白目がべったり赤くなったら:球結膜下出血について
[最終更新日:2025.12.15]
著者
理事長 上江田信彦
医学博士 日本眼科学会認定 眼科専門医
ある日突然、白目が真っ赤になった場合「結膜下出血」の可能性があります。ほとんどの場合は自然に治りますが、まれに注意が必要な場合もあります。
結膜下出血の原因
はっきりした原因がわからないことが多いですが、
- 重いものを持ったときに力んだ
- 強くせき込んだり、くしゃみをしたとき
などがきっかけになることがあります。
以下のような目や全身の病気があると結膜下出血になりやすくなる場合があります。
目の病気と結膜下出血の関係
- 加齢で結膜(白目の膜)がたるむ「結膜弛緩症」
- 目のケガ
- 感染力の強い結膜炎(はやり目)
全身の病気と結膜下出血の関係
- 高血圧、動脈硬化、糖尿病など血管が弱くなる病気
- 血をサラサラにするお薬を使っている(抗凝固薬・抗血小板薬)
- 紫斑病、白血病、肝臓の病気など出血しやすくなる病気
結膜下出血の症状
- 突然、片方の白目が真っ赤になる
- 痛みはほとんどなく、チクッとする程度の違和感だけ
- 見え方(視力)には影響しない
- 自分では気づかず、周りに言われて初めて気づく人も多いです
たまに、ゴロゴロしたり、目が痛くなることもあります。
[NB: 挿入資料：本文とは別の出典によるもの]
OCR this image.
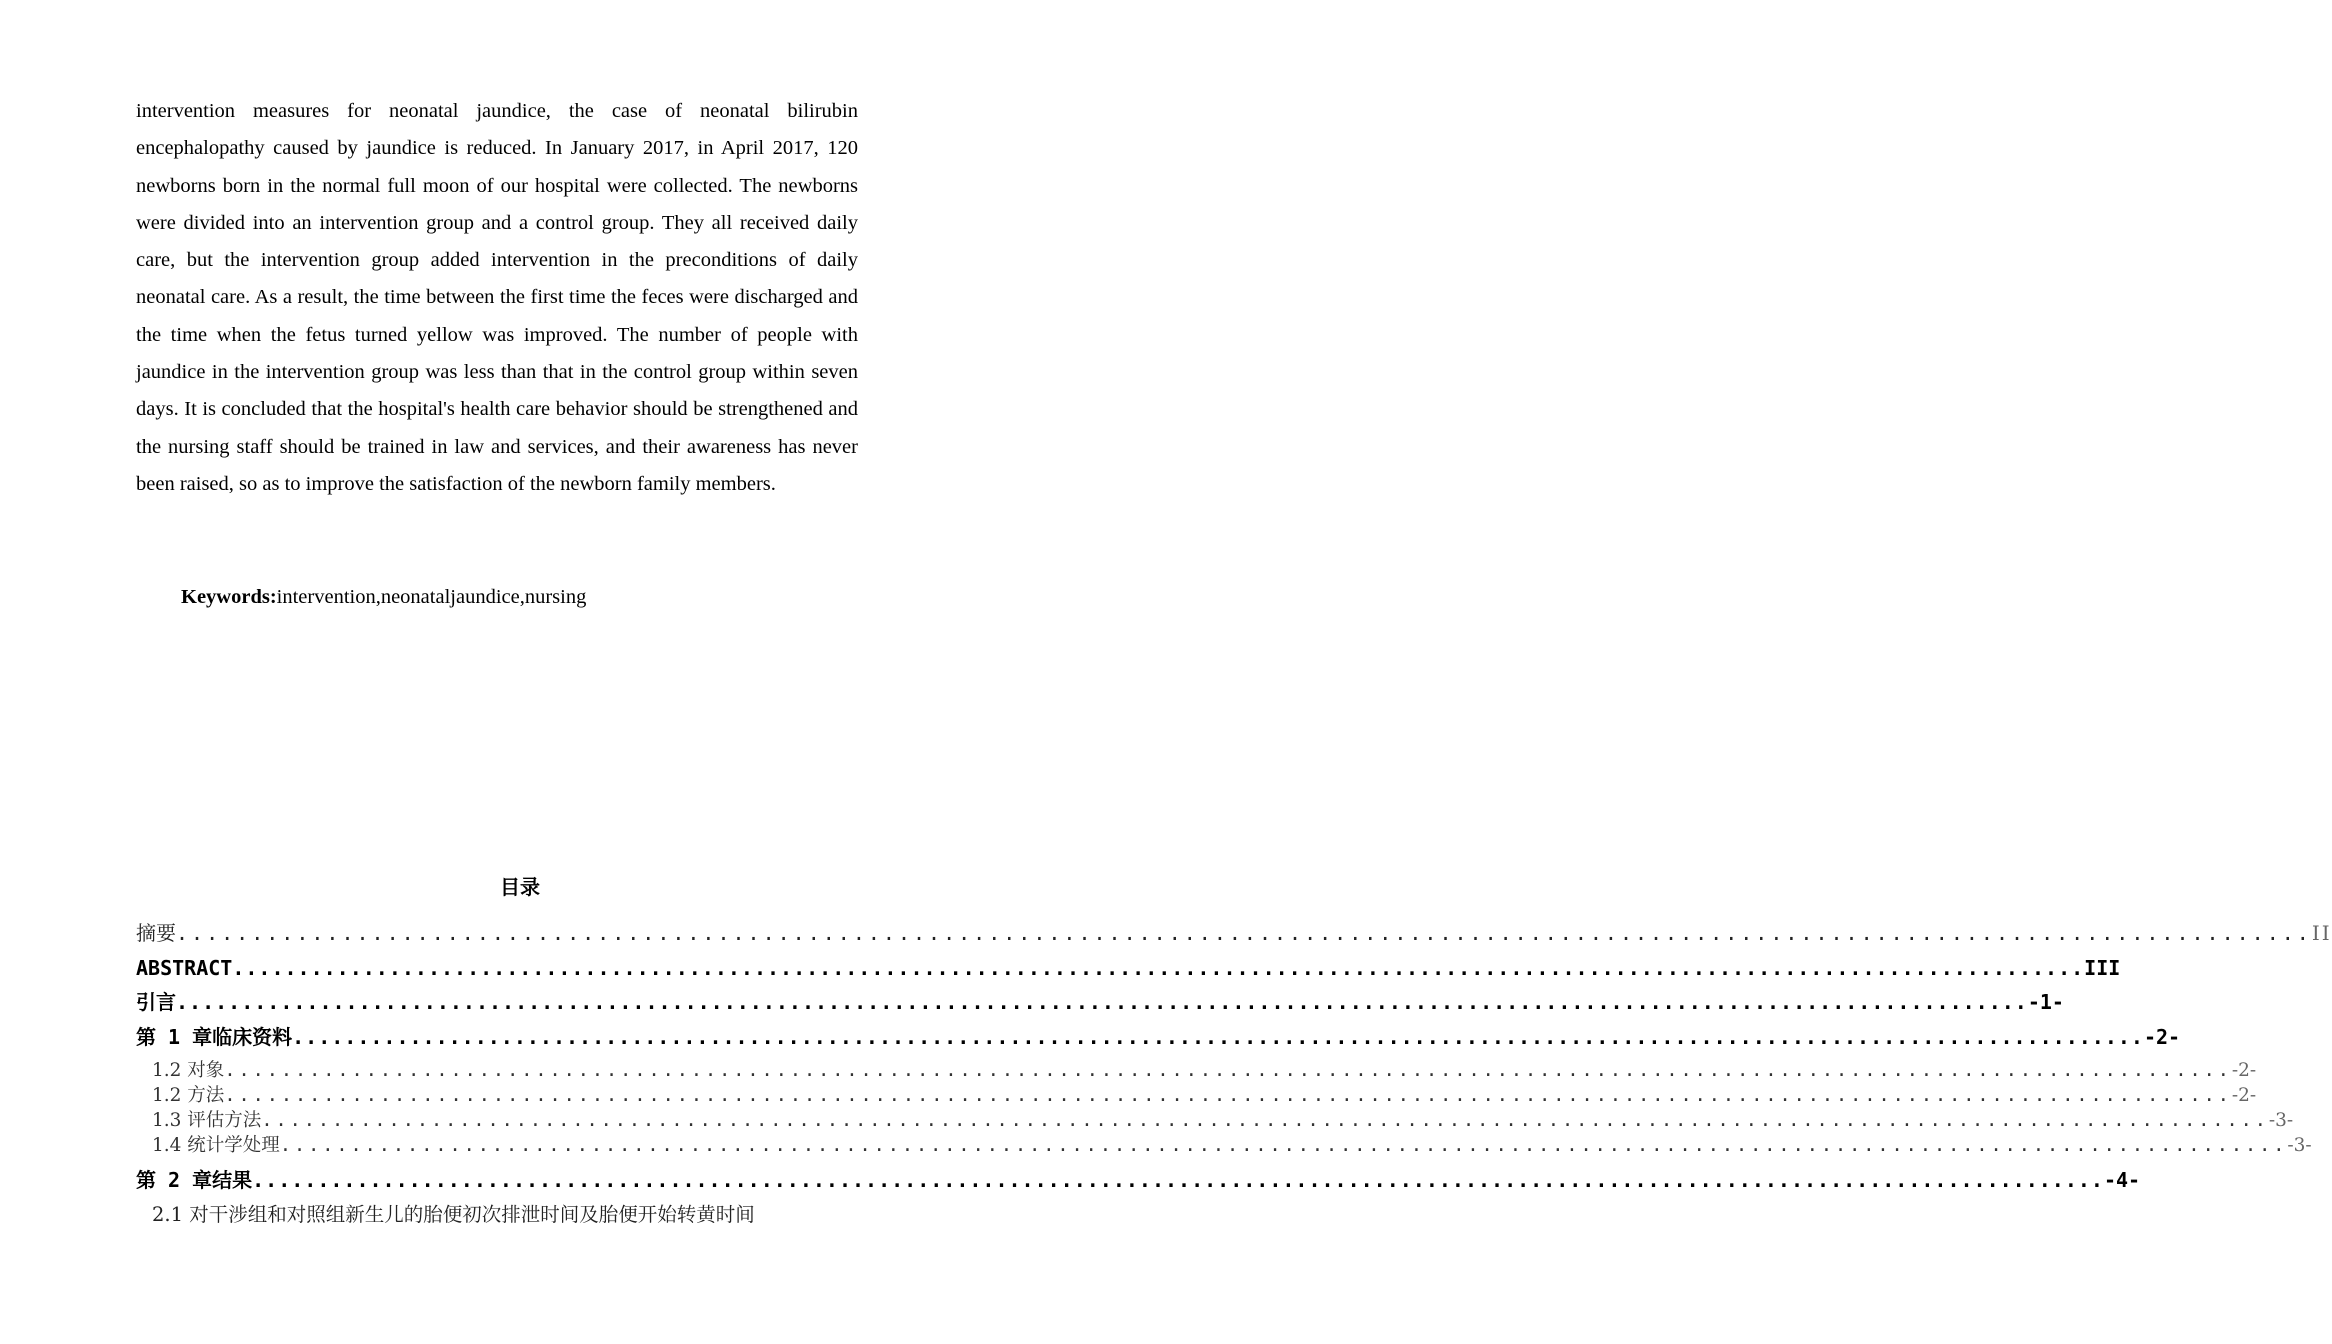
intervention measures for neonatal jaundice, the case of neonatal bilirubin encephalopathy caused by jaundice is reduced. In January 2017, in April 2017, 120 newborns born in the normal full moon of our hospital were collected. The newborns were divided into an intervention group and a control group. They all received daily care, but the intervention group added intervention in the preconditions of daily neonatal care. As a result, the time between the first time the feces were discharged and the time when the fetus turned yellow was improved. The number of people with jaundice in the intervention group was less than that in the control group within seven days. It is concluded that the hospital's health care behavior should be strengthened and the nursing staff should be trained in law and services, and their awareness has never been raised, so as to improve the satisfaction of the newborn family members.

Keywords:intervention,neonataljaundice,nursing

目录
摘要 .............................................................................................................................................. II
ABSTRACT .............................................................................................................................................. III
引言 .............................................................................................................................................. -1-
第 1 章临床资料 .............................................................................................................................................. -2-
1.2 对象 .............................................................................................................................................. -2-
1.2 方法 .............................................................................................................................................. -2-
1.3 评估方法 .............................................................................................................................................. -3-
1.4 统计学处理 .............................................................................................................................................. -3-
第 2 章结果 .............................................................................................................................................. -4-
2.1 对干涉组和对照组新生儿的胎便初次排泄时间及胎便开始转黄时间
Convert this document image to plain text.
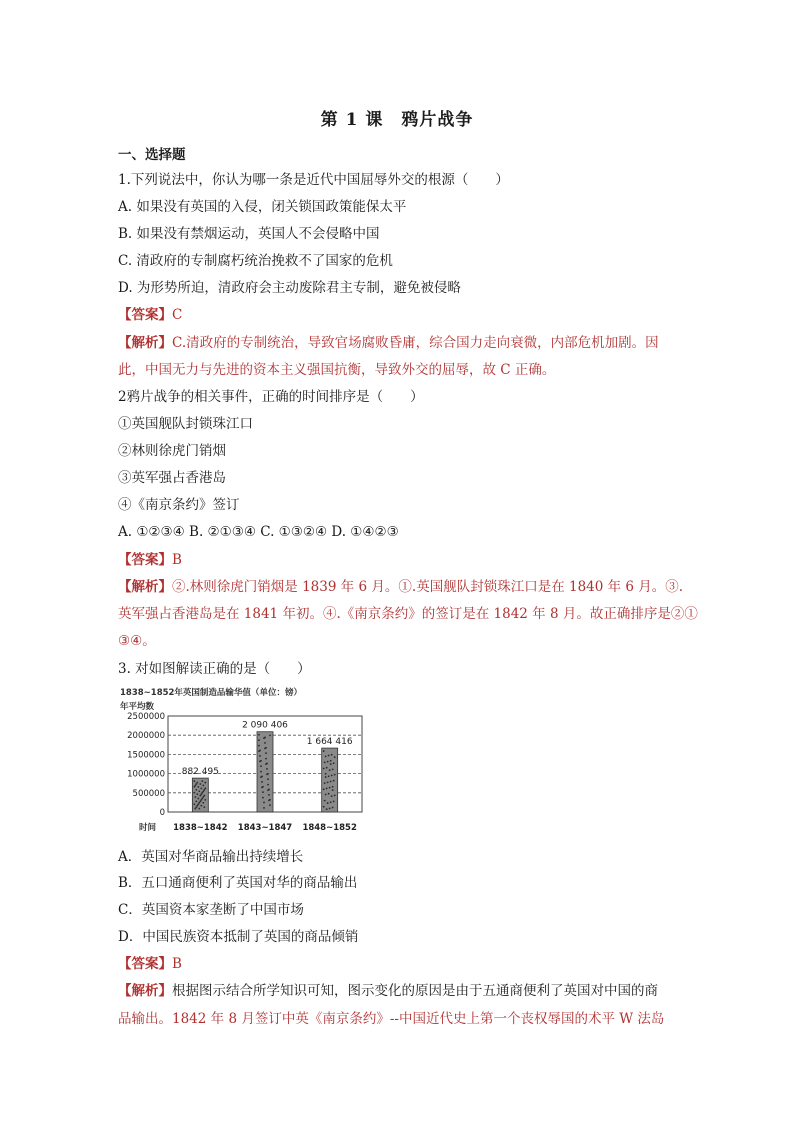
第 1 课　鸦片战争
一、选择题
1.下列说法中，你认为哪一条是近代中国屈辱外交的根源（　　）
A. 如果没有英国的入侵，闭关锁国政策能保太平
B. 如果没有禁烟运动，英国人不会侵略中国
C. 清政府的专制腐朽统治挽救不了国家的危机
D. 为形势所迫，清政府会主动废除君主专制，避免被侵略
【答案】C
【解析】C.清政府的专制统治，导致官场腐败昏庸，综合国力走向衰微，内部危机加剧。因
此，中国无力与先进的资本主义强国抗衡，导致外交的屈辱，故 C 正确。
2鸦片战争的相关事件，正确的时间排序是（　　）
①英国舰队封锁珠江口
②林则徐虎门销烟
③英军强占香港岛
④《南京条约》签订
A. ①②③④ B. ②①③④ C. ①③②④ D. ①④②③
【答案】B
【解析】②.林则徐虎门销烟是 1839 年 6 月。①.英国舰队封锁珠江口是在 1840 年 6 月。③.
英军强占香港岛是在 1841 年初。④.《南京条约》的签订是在 1842 年 8 月。故正确排序是②①
③④。
3. 对如图解读正确的是（　　）
1838~1852年英国制造品输华值（单位：镑）
年平均数
时间
2500000
2000000
1500000
1000000
500000
0
882 495
1838~1842
2 090 406
1843~1847
1 664 416
1848~1852
A．英国对华商品输出持续增长
B．五口通商便利了英国对华的商品输出
C．英国资本家垄断了中国市场
D．中国民族资本抵制了英国的商品倾销
【答案】B
【解析】根据图示结合所学知识可知，图示变化的原因是由于五通商便利了英国对中国的商
品输出。1842 年 8 月签订中英《南京条约》--中国近代史上第一个丧权辱国的术平 W 法岛
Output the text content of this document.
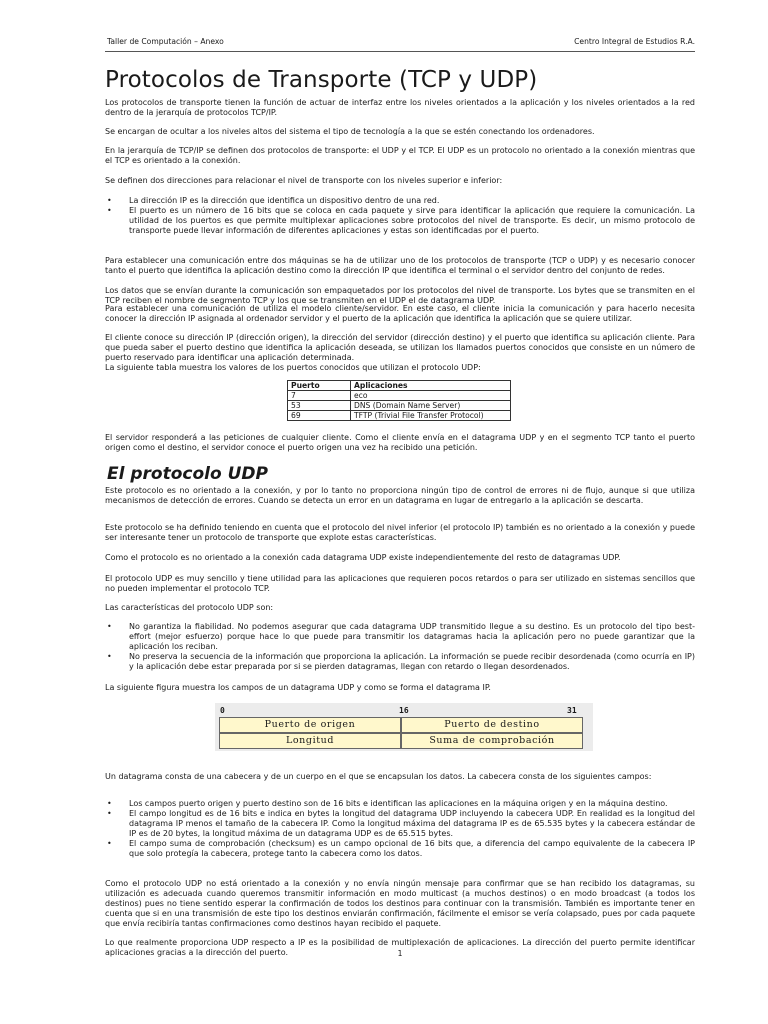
Taller de Computación – Anexo	Centro Integral de Estudios R.A.
Protocolos de Transporte (TCP y UDP)

Los protocolos de transporte tienen la función de actuar de interfaz entre los niveles orientados a la aplicación y los niveles orientados a la red dentro de la jerarquía de protocolos TCP/IP.

Se encargan de ocultar a los niveles altos del sistema el tipo de tecnología a la que se estén conectando los ordenadores.

En la jerarquía de TCP/IP se definen dos protocolos de transporte: el UDP y el TCP. El UDP es un protocolo no orientado a la conexión mientras que el TCP es orientado a la conexión.

Se definen dos direcciones para relacionar el nivel de transporte con los niveles superior e inferior:

• La dirección IP es la dirección que identifica un dispositivo dentro de una red.
• El puerto es un número de 16 bits que se coloca en cada paquete y sirve para identificar la aplicación que requiere la comunicación. La utilidad de los puertos es que permite multiplexar aplicaciones sobre protocolos del nivel de transporte. Es decir, un mismo protocolo de transporte puede llevar información de diferentes aplicaciones y estas son identificadas por el puerto.

Para establecer una comunicación entre dos máquinas se ha de utilizar uno de los protocolos de transporte (TCP o UDP) y es necesario conocer tanto el puerto que identifica la aplicación destino como la dirección IP que identifica el terminal o el servidor dentro del conjunto de redes.

Los datos que se envían durante la comunicación son empaquetados por los protocolos del nivel de transporte. Los bytes que se transmiten en el TCP reciben el nombre de segmento TCP y los que se transmiten en el UDP el de datagrama UDP.

Para establecer una comunicación de utiliza el modelo cliente/servidor. En este caso, el cliente inicia la comunicación y para hacerlo necesita conocer la dirección IP asignada al ordenador servidor y el puerto de la aplicación que identifica la aplicación que se quiere utilizar.

El cliente conoce su dirección IP (dirección origen), la dirección del servidor (dirección destino) y el puerto que identifica su aplicación cliente. Para que pueda saber el puerto destino que identifica la aplicación deseada, se utilizan los llamados puertos conocidos que consiste en un número de puerto reservado para identificar una aplicación determinada.

La siguiente tabla muestra los valores de los puertos conocidos que utilizan el protocolo UDP:

Puerto	Aplicaciones
7	eco
53	DNS (Domain Name Server)
69	TFTP (Trivial File Transfer Protocol)

El servidor responderá a las peticiones de cualquier cliente. Como el cliente envía en el datagrama UDP y en el segmento TCP tanto el puerto origen como el destino, el servidor conoce el puerto origen una vez ha recibido una petición.

El protocolo UDP

Este protocolo es no orientado a la conexión, y por lo tanto no proporciona ningún tipo de control de errores ni de flujo, aunque si que utiliza mecanismos de detección de errores. Cuando se detecta un error en un datagrama en lugar de entregarlo a la aplicación se descarta.

Este protocolo se ha definido teniendo en cuenta que el protocolo del nivel inferior (el protocolo IP) también es no orientado a la conexión y puede ser interesante tener un protocolo de transporte que explote estas características.

Como el protocolo es no orientado a la conexión cada datagrama UDP existe independientemente del resto de datagramas UDP.

El protocolo UDP es muy sencillo y tiene utilidad para las aplicaciones que requieren pocos retardos o para ser utilizado en sistemas sencillos que no pueden implementar el protocolo TCP.

Las características del protocolo UDP son:

• No garantiza la fiabilidad. No podemos asegurar que cada datagrama UDP transmitido llegue a su destino. Es un protocolo del tipo best-effort (mejor esfuerzo) porque hace lo que puede para transmitir los datagramas hacia la aplicación pero no puede garantizar que la aplicación los reciban.
• No preserva la secuencia de la información que proporciona la aplicación. La información se puede recibir desordenada (como ocurría en IP) y la aplicación debe estar preparada por si se pierden datagramas, llegan con retardo o llegan desordenados.

La siguiente figura muestra los campos de un datagrama UDP y como se forma el datagrama IP.

0	16	31
Puerto de origen	Puerto de destino
Longitud	Suma de comprobación

Un datagrama consta de una cabecera y de un cuerpo en el que se encapsulan los datos. La cabecera consta de los siguientes campos:

• Los campos puerto origen y puerto destino son de 16 bits e identifican las aplicaciones en la máquina origen y en la máquina destino.
• El campo longitud es de 16 bits e indica en bytes la longitud del datagrama UDP incluyendo la cabecera UDP. En realidad es la longitud del datagrama IP menos el tamaño de la cabecera IP. Como la longitud máxima del datagrama IP es de 65.535 bytes y la cabecera estándar de IP es de 20 bytes, la longitud máxima de un datagrama UDP es de 65.515 bytes.
• El campo suma de comprobación (checksum) es un campo opcional de 16 bits que, a diferencia del campo equivalente de la cabecera IP que solo protegía la cabecera, protege tanto la cabecera como los datos.

Como el protocolo UDP no está orientado a la conexión y no envía ningún mensaje para confirmar que se han recibido los datagramas, su utilización es adecuada cuando queremos transmitir información en modo multicast (a muchos destinos) o en modo broadcast (a todos los destinos) pues no tiene sentido esperar la confirmación de todos los destinos para continuar con la transmisión. También es importante tener en cuenta que si en una transmisión de este tipo los destinos enviarán confirmación, fácilmente el emisor se vería colapsado, pues por cada paquete que envía recibiría tantas confirmaciones como destinos hayan recibido el paquete.

Lo que realmente proporciona UDP respecto a IP es la posibilidad de multiplexación de aplicaciones. La dirección del puerto permite identificar aplicaciones gracias a la dirección del puerto.	1
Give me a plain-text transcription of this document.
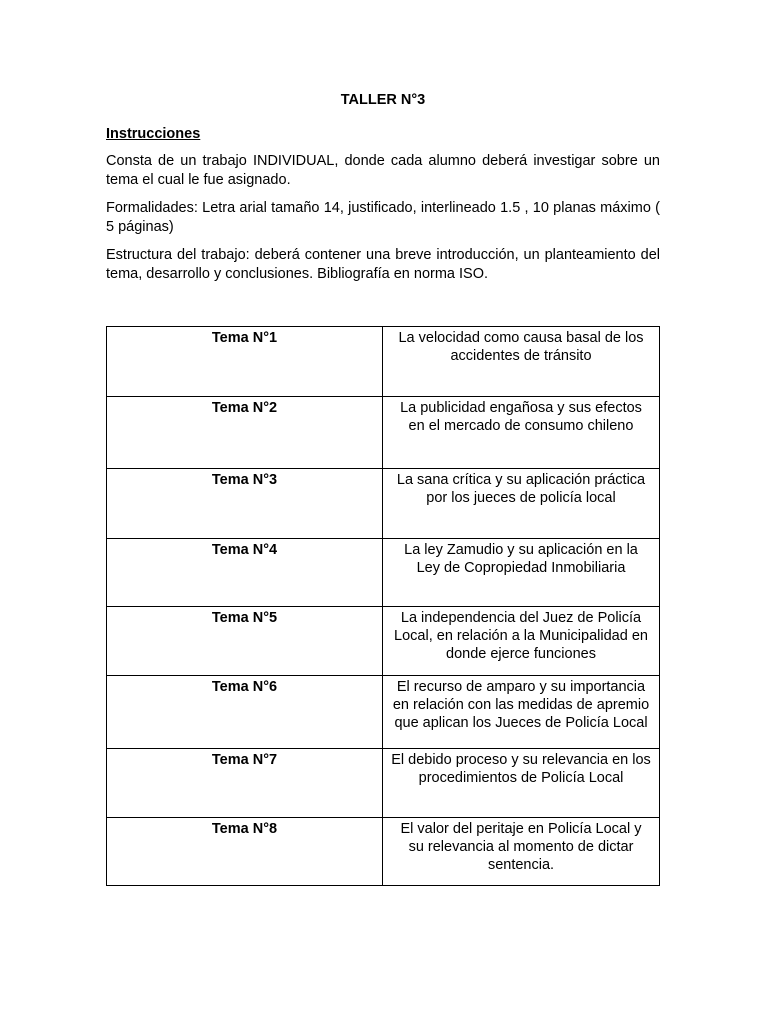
TALLER N°3
Instrucciones

Consta de un trabajo INDIVIDUAL, donde cada alumno deberá investigar sobre un tema el cual le fue asignado.

Formalidades: Letra arial tamaño 14, justificado, interlineado 1.5 , 10 planas máximo ( 5 páginas)

Estructura del trabajo: deberá contener una breve introducción, un planteamiento del tema, desarrollo y conclusiones. Bibliografía en norma ISO.

Tema N°1	La velocidad como causa basal de los accidentes de tránsito
Tema N°2	La publicidad engañosa y sus efectos en el mercado de consumo chileno
Tema N°3	La sana crítica y su aplicación práctica por los jueces de policía local
Tema N°4	La ley Zamudio y su aplicación en la Ley de Copropiedad Inmobiliaria
Tema N°5	La independencia del Juez de Policía Local, en relación a la Municipalidad en donde ejerce funciones
Tema N°6	El recurso de amparo y su importancia en relación con las medidas de apremio que aplican los Jueces de Policía Local
Tema N°7	El debido proceso y su relevancia en los procedimientos de Policía Local
Tema N°8	El valor del peritaje en Policía Local y su relevancia al momento de dictar sentencia.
出血が多いとそうした不快感が出ることがあります。
出血が目の内側に入ることはまずありません。視力が落ちることもありません。
結膜下出血、こんな場合は注意!
- 目やにや涙がたくさん出る場合
- 強いゴロゴロ感がある場合
感染性の強い結膜炎の可能性があります。早めに眼科を受診しましょう。
結膜下出血の検査
眼科では、次のようなことを調べます。
- はやり目やケガがないか
- 痛みがある場合、その原因
- 目の奥(眼底)に出血がないか
もし眼底に出血が見つかれば、全身の病気(血が止まりにくくなる病気など)を調べるため、内科での検査が必要になることもあります。
結膜下出血の治療
ほとんどの場合、特別な治療は不要です。
- 不快感がある場合は、人工涙液などの目薬を使うことがあります
- 出血が多い場合は、血管を強くする飲み薬を使うこともあります
- いつも使っている目薬は、基本的にそのまま続けてかまいませんが、しみるようなら眼科にご相談ください
- 血をサラサラにする薬を使っている方は、治るのに少し時間がかかることもありますが、薬をやめる必要はあまりありません
結膜下出血、生活上の注意点
- 基本的には特別な注意は必要ありません
- 赤みが気になるときは、メガネや眼帯を使うと気が楽になります
- コンタクトレンズは、違和感があるときは無理せずお休みしましょう
- はやり目の場合は人にうつることがあるので、タオルの共用を避けるなど注意が必要です
まとめ
「結膜下出血」は見た目のインパクトが強く、びっくりされる方が多いですが、ほとんどの場合は自然に治る心配の少ないものです。
ただし、赤みが長引いたり、何度も繰り返すときは、全身の病気が隠れていることもありますので、眼科や内科で相談してみてください。
※当院は大阪府八尾市にある眼科クリニックです。遠隔地にお住まいの方はまずお近くの医療機関にご相談ください。